Holloway
Fifth Concerto for Orchestra [BBC commission: world premiere]
Strauss
Four Last Songs
Brahms
Symphony No.2 in D, Op.77
Hillevi Martinpelto (soprano)
BBC Scottish Symphony Orchestra
Donald Runnicles
Reviewed by: Richard Whitehouse
Reviewed: 4 August, 2011
Venue: Royal Albert Hall, London
Never a composer known for half-measures, Robin Holloway has written a number of large-scale symphonic works over the course of his career though, apart from a solitary Symphony (premiered at the Proms eleven years ago), these have taken the form of Concertos for Orchestra that define his output at crucial junctures.
Not least the Fifth (2009) which, though on an appreciably smaller scale than its 90-minute predecessor (still awaiting a complete performance), is perhaps the nearest he has come to reflecting the ‘showpiece’ connotations most often associated with this genre. Holloway has spoken of Schoenberg’s Five Orchestral Pieces as its indirect precursor, although in fact the range of late-Romantic and early-Modernist influences often evident in his music is brought into play – albeit from an often oblique perspective. Thus the opening movement contrasts its sombrely amorphous outer sections with a lighter and wistful ‘trio’, while the second emerges as a scherzo of rapid contrasts – not least its own ‘trio’ in which percussion and brass are ominously to the fore. What seems to have been a last-minute change to the intended ordering saw the fourth and fifth movements brought forward, with the former essentially a statically evocative introduction to the latter’s calmly unfolding polyphony in what constitutes the slow movement. It might also have made a ruminative finale to the whole, but Holloway is right to have moved the erstwhile third movement to that position – so that its vivid interplay of ideas rounds off the work to scintillating as well as uninhibited effect. This is music that calls for a high degree (resourcefully deployed, as always with this composer) of virtuosity, which it duly received from the BBC Scottish Symphony Orchestra and Donald Runnicles (who also presided over that first performance of the Symphony) – one as alive to the music’s swift flights of fancy as to its more inward qualities. Holloway has noted the importance of colour in the conceiving of each movement, but these seemed less evident than the translucent follow-through of timbres and textures over and between these movements. Suffice to say that 26 minutes passed quickly and pleasurably in the course of a piece deserving wide exposure.
Whether or not intended as such, the rest of the programme might have been designed to throw Holloway’s thinking into greater relief. Certainly Richard Strauss’s Four Last Songs (1948) is the epitome of that post-Romantic aesthetic that Holloway has dwelt on intensively and made an instructive complement to his own work. While Hillevi Martinpelto had the range and depth of tone to do justice to this music, her rendition of ‘Frühling’ was spoiled by unsteadiness of vibrato and while the other songs were less affected, this could not be ranked among the more successful accounts of a work hardly lacking performances. What made it worthwhile was Runnicles’s direction – maintaining a liquid fluency throughout ‘September’ then ensuring the sentiment of ‘Beim Schlafengehen’ never became cloying, before ‘In Abendrot’ emerged as a decrescendo from fervent emotion to calm transcendence. As accompaniment per se, it could scarcely have been bettered. Just a shame that some in the audience were not able to respect the intended closing silence before applauding.
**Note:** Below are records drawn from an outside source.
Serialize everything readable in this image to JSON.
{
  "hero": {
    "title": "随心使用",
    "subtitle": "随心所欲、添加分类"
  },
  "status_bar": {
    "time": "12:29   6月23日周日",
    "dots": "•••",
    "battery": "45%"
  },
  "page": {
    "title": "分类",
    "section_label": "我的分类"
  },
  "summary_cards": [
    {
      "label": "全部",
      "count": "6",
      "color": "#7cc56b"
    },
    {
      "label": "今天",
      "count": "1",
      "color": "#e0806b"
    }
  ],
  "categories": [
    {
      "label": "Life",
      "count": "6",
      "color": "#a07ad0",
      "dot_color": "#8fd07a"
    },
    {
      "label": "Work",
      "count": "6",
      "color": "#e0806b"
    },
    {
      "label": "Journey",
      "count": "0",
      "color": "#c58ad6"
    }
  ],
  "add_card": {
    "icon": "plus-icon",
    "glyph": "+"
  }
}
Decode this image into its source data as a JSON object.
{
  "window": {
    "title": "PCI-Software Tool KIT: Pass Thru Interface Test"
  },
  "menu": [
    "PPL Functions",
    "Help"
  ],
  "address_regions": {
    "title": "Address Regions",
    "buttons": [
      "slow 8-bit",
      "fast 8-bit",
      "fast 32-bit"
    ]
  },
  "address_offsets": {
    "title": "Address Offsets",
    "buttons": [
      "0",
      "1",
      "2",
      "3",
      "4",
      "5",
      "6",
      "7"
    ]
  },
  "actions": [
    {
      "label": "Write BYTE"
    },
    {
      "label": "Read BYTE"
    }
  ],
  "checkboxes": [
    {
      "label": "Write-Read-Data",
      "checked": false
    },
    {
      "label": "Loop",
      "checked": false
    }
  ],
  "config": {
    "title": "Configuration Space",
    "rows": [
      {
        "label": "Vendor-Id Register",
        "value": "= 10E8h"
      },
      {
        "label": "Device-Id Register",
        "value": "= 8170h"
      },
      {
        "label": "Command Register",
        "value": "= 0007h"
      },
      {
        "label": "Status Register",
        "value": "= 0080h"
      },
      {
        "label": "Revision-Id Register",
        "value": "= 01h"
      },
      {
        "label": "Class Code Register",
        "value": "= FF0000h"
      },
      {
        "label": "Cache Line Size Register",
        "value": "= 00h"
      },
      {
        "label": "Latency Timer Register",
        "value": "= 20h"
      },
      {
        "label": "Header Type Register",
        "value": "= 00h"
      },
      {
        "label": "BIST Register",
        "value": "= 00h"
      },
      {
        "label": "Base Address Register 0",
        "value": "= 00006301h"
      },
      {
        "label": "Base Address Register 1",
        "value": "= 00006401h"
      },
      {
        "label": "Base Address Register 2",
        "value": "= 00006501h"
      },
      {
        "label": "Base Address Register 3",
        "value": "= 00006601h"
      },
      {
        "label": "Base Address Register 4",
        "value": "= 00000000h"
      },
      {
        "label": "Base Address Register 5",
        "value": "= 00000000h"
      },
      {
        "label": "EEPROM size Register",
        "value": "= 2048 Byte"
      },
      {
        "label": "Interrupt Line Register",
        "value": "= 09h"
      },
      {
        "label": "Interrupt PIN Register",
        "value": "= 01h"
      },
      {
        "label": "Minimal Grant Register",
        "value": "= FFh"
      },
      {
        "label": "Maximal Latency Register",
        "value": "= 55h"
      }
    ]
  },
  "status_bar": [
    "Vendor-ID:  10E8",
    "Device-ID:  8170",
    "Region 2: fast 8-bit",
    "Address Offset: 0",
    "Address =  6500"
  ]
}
Much of the performance of Brahms’s Second Symphony (1877) proved equally successful. Thus the deceptively passive first movement was kept on a tight but never inflexible rein, making the exposition repeat less of an indulgence than usual and bringing out the anxiety of the development as well as the equivocation of the coda. Ambivalence also lies at the heart of the slow movement, and Runnicles drew playing of clarity and refinement from the BBCSSO in music whose often-sombre textures can easily congeal. The ensuing intermezzo was a model of deftness and poise – its scherzando sections delectably pointed, and if the finale brought a fleeting sense of disappointment, its refusal to indulge in overt rhetoric was all of a piece with what had gone before. The proto-Mahlerian descent into the reprise was finely delineated, while the coda maintained a rumbustious vigour without overkill. A fine account.